Birding Without Borders

Day 349: A Last-Minute Bird Spotting

Noah nearly misses his flight to catch a glimpse of the Australian Grass-Owl.

December 15, 2015: Brisbane, Australia — After yesterday’s epic 23-hour birding session, Nick, Jeremy, Megan and I pitched tents past midnight and collapsed at a forest campground inside Lamington National Park. The dawn chorus stirred us awake again at 4:30 this morning. “I set an emergency alarm for 5:30,” said Jeremy, “just in case the birds didn’t wake us up.” But who could sleep when the birds were singing? We packed up camp and hit the forest.

Spectacular Regent Bowerbirds, Green Catbirds, Rose Robins, Paradise Riflebirds, and Australian Logrunners highlighted the morning while Albert’s Lyrebirds called in the distance.
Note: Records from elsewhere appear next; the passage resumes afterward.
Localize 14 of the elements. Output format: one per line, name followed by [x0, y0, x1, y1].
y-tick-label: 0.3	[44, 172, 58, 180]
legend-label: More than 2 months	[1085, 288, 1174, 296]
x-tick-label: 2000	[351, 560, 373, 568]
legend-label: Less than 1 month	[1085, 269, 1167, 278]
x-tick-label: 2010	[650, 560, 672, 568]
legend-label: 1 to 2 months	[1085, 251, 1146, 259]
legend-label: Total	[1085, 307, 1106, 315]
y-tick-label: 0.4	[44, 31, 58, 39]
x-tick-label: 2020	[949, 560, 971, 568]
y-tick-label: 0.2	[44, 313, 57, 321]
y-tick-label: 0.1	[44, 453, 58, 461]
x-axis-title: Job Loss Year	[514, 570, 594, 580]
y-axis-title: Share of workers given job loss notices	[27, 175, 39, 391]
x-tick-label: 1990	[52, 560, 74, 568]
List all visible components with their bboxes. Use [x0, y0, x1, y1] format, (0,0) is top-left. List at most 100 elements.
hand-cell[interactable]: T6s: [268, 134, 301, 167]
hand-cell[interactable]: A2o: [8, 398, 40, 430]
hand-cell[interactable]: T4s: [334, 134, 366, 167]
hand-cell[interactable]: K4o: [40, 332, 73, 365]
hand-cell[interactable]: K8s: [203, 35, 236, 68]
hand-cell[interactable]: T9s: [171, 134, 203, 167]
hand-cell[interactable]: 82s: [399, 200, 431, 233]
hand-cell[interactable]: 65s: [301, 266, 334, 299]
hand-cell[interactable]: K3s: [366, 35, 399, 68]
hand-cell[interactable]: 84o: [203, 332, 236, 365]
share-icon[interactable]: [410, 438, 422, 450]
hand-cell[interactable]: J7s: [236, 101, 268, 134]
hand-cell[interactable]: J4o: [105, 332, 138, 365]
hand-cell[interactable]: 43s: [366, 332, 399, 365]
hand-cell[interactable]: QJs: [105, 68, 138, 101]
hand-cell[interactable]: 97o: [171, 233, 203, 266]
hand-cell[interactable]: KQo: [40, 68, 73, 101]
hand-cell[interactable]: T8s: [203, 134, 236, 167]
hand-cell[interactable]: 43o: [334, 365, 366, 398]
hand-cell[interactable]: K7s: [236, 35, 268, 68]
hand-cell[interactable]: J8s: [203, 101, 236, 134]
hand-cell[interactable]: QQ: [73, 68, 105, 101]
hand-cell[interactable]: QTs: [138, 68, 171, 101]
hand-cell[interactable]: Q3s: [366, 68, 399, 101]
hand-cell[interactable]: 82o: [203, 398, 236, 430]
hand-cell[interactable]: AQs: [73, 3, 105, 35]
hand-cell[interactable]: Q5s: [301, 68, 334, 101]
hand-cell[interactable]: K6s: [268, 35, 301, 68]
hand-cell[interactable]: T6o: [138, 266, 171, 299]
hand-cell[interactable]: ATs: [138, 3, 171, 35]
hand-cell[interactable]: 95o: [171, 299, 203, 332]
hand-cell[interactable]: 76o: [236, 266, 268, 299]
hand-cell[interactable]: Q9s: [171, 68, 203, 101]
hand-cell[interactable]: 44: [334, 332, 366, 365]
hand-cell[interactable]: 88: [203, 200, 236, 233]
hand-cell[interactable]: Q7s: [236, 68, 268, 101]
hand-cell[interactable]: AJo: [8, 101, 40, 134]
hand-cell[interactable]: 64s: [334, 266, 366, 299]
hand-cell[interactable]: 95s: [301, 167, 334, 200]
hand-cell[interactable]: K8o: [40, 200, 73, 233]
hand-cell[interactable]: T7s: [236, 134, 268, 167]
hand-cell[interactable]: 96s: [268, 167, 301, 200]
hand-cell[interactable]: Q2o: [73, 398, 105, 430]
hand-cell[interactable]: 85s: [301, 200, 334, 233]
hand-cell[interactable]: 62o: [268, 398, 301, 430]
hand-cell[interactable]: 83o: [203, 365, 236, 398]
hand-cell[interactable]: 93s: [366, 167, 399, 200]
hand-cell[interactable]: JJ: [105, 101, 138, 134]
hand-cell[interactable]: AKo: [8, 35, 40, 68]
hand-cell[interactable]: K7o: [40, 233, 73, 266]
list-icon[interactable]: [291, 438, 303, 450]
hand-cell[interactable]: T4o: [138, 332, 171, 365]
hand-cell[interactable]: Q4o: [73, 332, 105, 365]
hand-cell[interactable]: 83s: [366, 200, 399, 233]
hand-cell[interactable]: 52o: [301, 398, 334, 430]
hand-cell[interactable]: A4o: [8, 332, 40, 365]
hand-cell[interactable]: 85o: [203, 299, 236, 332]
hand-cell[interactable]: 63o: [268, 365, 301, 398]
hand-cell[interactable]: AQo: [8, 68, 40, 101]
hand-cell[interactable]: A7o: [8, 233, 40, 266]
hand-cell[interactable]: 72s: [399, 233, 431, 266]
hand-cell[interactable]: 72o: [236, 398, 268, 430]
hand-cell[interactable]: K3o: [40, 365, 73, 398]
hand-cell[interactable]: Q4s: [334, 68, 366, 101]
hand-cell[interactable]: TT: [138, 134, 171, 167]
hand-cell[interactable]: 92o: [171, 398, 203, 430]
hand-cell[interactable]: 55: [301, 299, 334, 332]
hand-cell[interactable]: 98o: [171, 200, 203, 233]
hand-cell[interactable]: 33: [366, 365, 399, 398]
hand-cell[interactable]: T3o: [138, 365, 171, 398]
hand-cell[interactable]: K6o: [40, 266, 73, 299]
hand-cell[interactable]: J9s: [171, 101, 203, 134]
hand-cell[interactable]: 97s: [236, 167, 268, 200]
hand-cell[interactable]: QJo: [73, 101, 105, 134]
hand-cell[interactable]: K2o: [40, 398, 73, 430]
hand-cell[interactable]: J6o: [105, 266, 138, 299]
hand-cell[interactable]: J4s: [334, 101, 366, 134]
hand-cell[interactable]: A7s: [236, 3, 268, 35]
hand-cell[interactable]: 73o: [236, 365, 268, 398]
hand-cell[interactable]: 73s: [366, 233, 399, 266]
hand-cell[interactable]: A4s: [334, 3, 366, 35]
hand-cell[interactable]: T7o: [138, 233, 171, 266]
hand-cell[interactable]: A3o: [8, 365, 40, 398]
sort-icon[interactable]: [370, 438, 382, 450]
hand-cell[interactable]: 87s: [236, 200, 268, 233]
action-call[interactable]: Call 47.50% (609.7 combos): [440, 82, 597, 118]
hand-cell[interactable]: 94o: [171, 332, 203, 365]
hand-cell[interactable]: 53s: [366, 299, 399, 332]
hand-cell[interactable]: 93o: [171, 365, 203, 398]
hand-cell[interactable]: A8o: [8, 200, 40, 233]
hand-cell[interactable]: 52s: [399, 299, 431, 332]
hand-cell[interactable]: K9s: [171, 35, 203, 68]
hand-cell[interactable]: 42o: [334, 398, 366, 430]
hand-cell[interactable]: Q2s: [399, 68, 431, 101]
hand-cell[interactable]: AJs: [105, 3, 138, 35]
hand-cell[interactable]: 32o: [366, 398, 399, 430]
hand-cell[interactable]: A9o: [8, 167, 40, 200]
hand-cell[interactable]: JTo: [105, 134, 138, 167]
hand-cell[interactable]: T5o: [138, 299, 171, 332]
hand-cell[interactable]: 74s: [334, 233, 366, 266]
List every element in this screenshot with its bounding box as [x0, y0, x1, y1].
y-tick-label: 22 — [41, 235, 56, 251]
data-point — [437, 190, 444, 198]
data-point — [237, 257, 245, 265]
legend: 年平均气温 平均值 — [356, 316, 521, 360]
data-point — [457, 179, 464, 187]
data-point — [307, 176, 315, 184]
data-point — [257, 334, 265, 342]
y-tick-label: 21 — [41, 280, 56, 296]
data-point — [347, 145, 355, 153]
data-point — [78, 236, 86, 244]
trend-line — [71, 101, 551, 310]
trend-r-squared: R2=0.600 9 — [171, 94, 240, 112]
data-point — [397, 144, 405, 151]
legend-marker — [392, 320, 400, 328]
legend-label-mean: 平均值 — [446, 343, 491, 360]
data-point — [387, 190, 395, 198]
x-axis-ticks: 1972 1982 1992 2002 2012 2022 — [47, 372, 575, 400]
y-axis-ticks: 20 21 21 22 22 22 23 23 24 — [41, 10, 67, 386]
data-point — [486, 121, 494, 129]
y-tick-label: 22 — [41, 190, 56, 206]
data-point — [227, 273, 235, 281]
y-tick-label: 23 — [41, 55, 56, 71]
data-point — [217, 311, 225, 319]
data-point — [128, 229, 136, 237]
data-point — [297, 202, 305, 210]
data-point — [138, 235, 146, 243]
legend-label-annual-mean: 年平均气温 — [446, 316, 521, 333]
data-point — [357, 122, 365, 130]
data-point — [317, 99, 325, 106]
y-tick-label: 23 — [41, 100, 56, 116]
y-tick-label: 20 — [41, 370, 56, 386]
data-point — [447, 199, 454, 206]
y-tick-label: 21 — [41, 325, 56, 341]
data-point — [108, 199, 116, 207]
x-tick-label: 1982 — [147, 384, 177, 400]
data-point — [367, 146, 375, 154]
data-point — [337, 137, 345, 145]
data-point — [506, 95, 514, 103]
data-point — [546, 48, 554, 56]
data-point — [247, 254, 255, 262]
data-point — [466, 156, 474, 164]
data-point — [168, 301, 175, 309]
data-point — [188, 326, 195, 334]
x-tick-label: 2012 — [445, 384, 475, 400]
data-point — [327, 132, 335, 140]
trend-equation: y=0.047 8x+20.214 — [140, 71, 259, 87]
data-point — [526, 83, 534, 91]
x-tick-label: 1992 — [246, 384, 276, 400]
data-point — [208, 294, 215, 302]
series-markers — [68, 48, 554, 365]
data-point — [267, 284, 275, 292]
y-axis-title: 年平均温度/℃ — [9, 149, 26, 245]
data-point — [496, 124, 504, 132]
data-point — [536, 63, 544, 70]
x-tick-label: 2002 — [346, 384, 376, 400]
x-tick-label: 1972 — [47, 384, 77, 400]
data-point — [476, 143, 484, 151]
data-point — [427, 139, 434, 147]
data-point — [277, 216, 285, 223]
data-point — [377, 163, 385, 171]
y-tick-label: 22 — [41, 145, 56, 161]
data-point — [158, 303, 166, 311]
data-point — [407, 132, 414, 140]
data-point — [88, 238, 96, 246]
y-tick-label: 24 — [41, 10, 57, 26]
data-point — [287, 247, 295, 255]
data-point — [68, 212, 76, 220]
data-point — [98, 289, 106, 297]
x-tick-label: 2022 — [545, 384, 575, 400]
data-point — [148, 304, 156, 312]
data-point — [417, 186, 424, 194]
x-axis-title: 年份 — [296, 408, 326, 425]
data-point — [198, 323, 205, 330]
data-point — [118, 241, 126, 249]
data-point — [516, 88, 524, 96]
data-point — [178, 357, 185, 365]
As the day heated up, our group gradually descended to the coast of Brisbane to search for a few more species this afternoon, including the specialized Mangrove Honeyeater and Mangrove Gerygone. My flight out of Brisbane was scheduled early this evening.

Nick, Jeremy, and Megan suggested we try to see an Australian Grass-Owl just before heading to the airport, since it would be my last chance for a grass-owl this year, but it would take some luck. The owl had been seen recently patrolling a field in the airport’s flight path and would probably emerge from its roost after dusk. Sunset was at 6:40 p.m. and my flight would take off at 7:55 p.m., which meant it would be cutting things close. Could we see the owl in time?

Might as well go for it. We parked and walked into the field as the sun went down, and waited there while planes passed overhead. Sunset faded slowly into dusk and the grass-owl didn’t appear. At 6:45, I checked in on my phone to save waiting for a boarding pass. At 7:10, we were still standing in the field.

“Two more minutes,” said Jeremy, “then we have to run.” Two minutes passed, then five, then ten. We were unwilling to give up. It got dark, and, feeling disappointed, we finally turned to sprint for my flight. Just then a shout went up: “There it is!” Like a angelic ghost in the beam of our flashlights, the Australian Grass-Owl drifted over our heads.

“OK, now we really have to go!” said Jeremy. At 7:20, we jogged out of the field, jumped in Jeremy’s truck, drove to the airport drop-off, and said a quick farewell. I was in my seat on the plane 20 minutes later. 

In the past two days, our Brisbane crew used every second to the max! This has been an exhausting but enormously productive session, which gave just the boost I needed here. Running on fumes, I flew south into the night.